И румяные вдовы христосовались с палачами,
И голодные псы любовались безумным рассветом
В обезглавленном горе, как чьи-то тела, изувеченном,
В этой страшной эпохе убитых теней и надежд…
И стрельцы уходили. И Солнце – огромное, вечное,
Одинокое Солнце начинало последний мятеж.
* * *
Сегодня опять под прицелом оттаявших век
Другая зима – та, которую я не увижу:
Сиренево-нежные тени ложатся на снег,
Сиренево-нежные тени становятся ближе,
Как вызов другим, приходящим зачем-то извне,
Как жизнь или смерть, начиная движенье по кругу…
Сиренево-нежные тени видны в тишине,
Сиренево-нежные тени понятны друг другу,
О чем-то земном и несбывшемся мне говоря,
Луч света в заснеженных окнах конца декабря,
Знак свыше – в морозы седые, как в сонную пристань…
И что на просторах немыслимых значат слова,
Когда на сугробах сирень, а в глазах – синева,
И мысли звучат, и зовущее небо так близко?
* * *
Желания всегда важнее слов:
Ты хочешь не услышать звук шагов
Твоей далекой призрачной охраны,
Не гневаться, не кривить нежный рот…
Зачем же притворяться, донна Анна?
Ведь командор, похоже, не придет…
* * *
Покрыты серебром земные муки,
Исчислены удары и грехи,
Омыты и до крови стерты руки,
Пока допели третьи петухи,
Ни новых жертв, ни древнего напева
Алтарь земных богов уже не ждет,
Дрожит осина – проклятое древо,
Которое сгубил Искариот,
Пуста нора – дом идолам старинным,
Обитель иудейскому царю,
И Бог-Отец впервые с Богом-Сыном
Встречает все простившую зарю.
Все кончено.
Величье Рима свято.
Бог милосерден.
Ненависть мертва.
Так почему ты плачешь, прокуратор,
О маленьком смешном Иешуа?
* * *
Пусть слова мои не разобьются о вечные камни те,
Где прыжки водопадов, и руки – ладонями вниз…

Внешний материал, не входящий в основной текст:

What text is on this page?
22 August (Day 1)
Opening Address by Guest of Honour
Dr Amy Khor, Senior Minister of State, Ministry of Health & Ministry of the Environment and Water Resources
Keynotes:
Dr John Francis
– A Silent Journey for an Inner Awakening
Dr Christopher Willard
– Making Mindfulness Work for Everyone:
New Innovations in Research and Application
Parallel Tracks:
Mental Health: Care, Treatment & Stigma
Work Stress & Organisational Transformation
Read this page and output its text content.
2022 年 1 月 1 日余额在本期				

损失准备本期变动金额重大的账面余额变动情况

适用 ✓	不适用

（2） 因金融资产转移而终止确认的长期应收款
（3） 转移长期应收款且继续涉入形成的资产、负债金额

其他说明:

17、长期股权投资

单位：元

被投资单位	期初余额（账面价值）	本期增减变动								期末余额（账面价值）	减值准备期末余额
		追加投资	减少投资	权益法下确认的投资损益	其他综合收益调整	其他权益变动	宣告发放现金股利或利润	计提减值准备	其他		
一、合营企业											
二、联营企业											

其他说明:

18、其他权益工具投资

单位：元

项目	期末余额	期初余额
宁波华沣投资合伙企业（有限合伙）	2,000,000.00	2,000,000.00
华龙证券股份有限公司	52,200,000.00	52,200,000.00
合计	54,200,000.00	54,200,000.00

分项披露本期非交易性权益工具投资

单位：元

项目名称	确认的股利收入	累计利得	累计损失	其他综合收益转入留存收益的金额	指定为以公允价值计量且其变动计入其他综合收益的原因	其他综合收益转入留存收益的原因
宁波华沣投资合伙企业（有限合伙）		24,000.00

Не останься в моей обесцвеченной холодом памяти
И в других возродись,
Пусть тебя не заметят, мгновенный упрек твоего лица
В мыслях не удержав,
Пусть другим из живущих уже никогда не запомнится
Злой восторг мятежа,
Пусть твое пораженье поможет в отчаянной вере нам,
Пусть молитва моя не вернется к началу пути!
Ты ее среди тысяч других не узнаешь, наверное,
Господи!
* * *
Опять издалека иду на "Вы".
Один из нас в разлуке жить не может.
Всё та же грусть – одна для нас двоих,
И, может быть, уже не надо больше
И тише – ведь зачем-то так близка
Та сторона, откуда дует ветер...
Один из нас всегда письмо писал,
Хотя не думал, что ему ответят,
Писал, а расстоянья шли за ним,
Его слова переводя на шёпот.
Один из нас придумал псевдоним,
Хоть это слово и не подошло бы
К стихам, к судьбе и к выраженью глаз
(Я – просто князь, а ты – Царевна-Лебедь)...

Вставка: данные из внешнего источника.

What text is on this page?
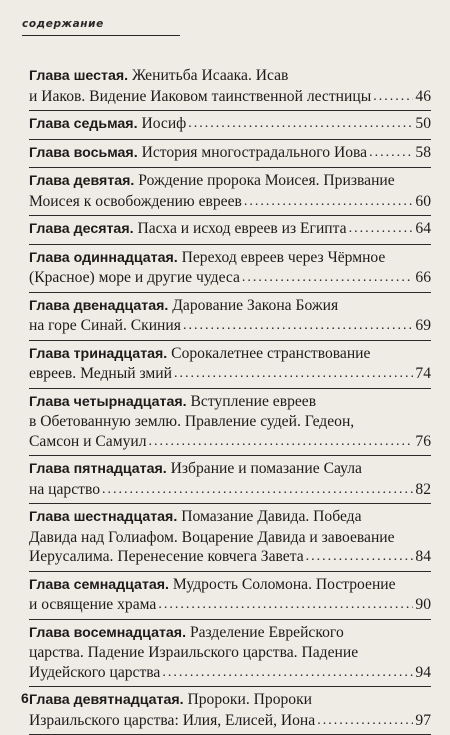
содержание
Глава шестая. Женитьба Исаака. Исав
и Иаков. Видение Иаковом таинственной лестницы .....	46
Глава седьмая. Иосиф .....	50
Глава восьмая. История многострадального Иова .....	58
Глава девятая. Рождение пророка Моисея. Призвание
Моисея к освобождению евреев .....	60
Глава десятая. Пасха и исход евреев из Египта .....	64
Глава одиннадцатая. Переход евреев через Чёрмное
(Красное) море и другие чудеса .....	66
Глава двенадцатая. Дарование Закона Божия
на горе Синай. Скиния .....	69
Глава тринадцатая. Сорокалетнее странствование
евреев. Медный змий .....	74
Глава четырнадцатая. Вступление евреев
в Обетованную землю. Правление судей. Гедеон,
Самсон и Самуил .....	76
Глава пятнадцатая. Избрание и помазание Саула
на царство .....	82
Глава шестнадцатая. Помазание Давида. Победа
Давида над Голиафом. Воцарение Давида и завоевание
Иерусалима. Перенесение ковчега Завета .....	84
Глава семнадцатая. Мудрость Соломона. Построение
и освящение храма .....	90
Глава восемнадцатая. Разделение Еврейского
царства. Падение Израильского царства. Падение
Иудейского царства .....	94
Глава девятнадцатая. Пророки. Пророки
Израильского царства: Илия, Елисей, Иона .....	97
6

Один из нас, опять один из нас,
С высоких слов переходя на лепет
О важных и торжественных вещах,
Которым счёта нет, и смысла – тоже,
Один из нас предпочитал молчать,
Хоть был уверен, что молчать не сможет.
Слова на ветер – как упрёк судьбе.
Ты не ругай за слишком нервный почерк...
А кроме писем я пришлю тебе
Всё ту же грусть – по лебединой почте.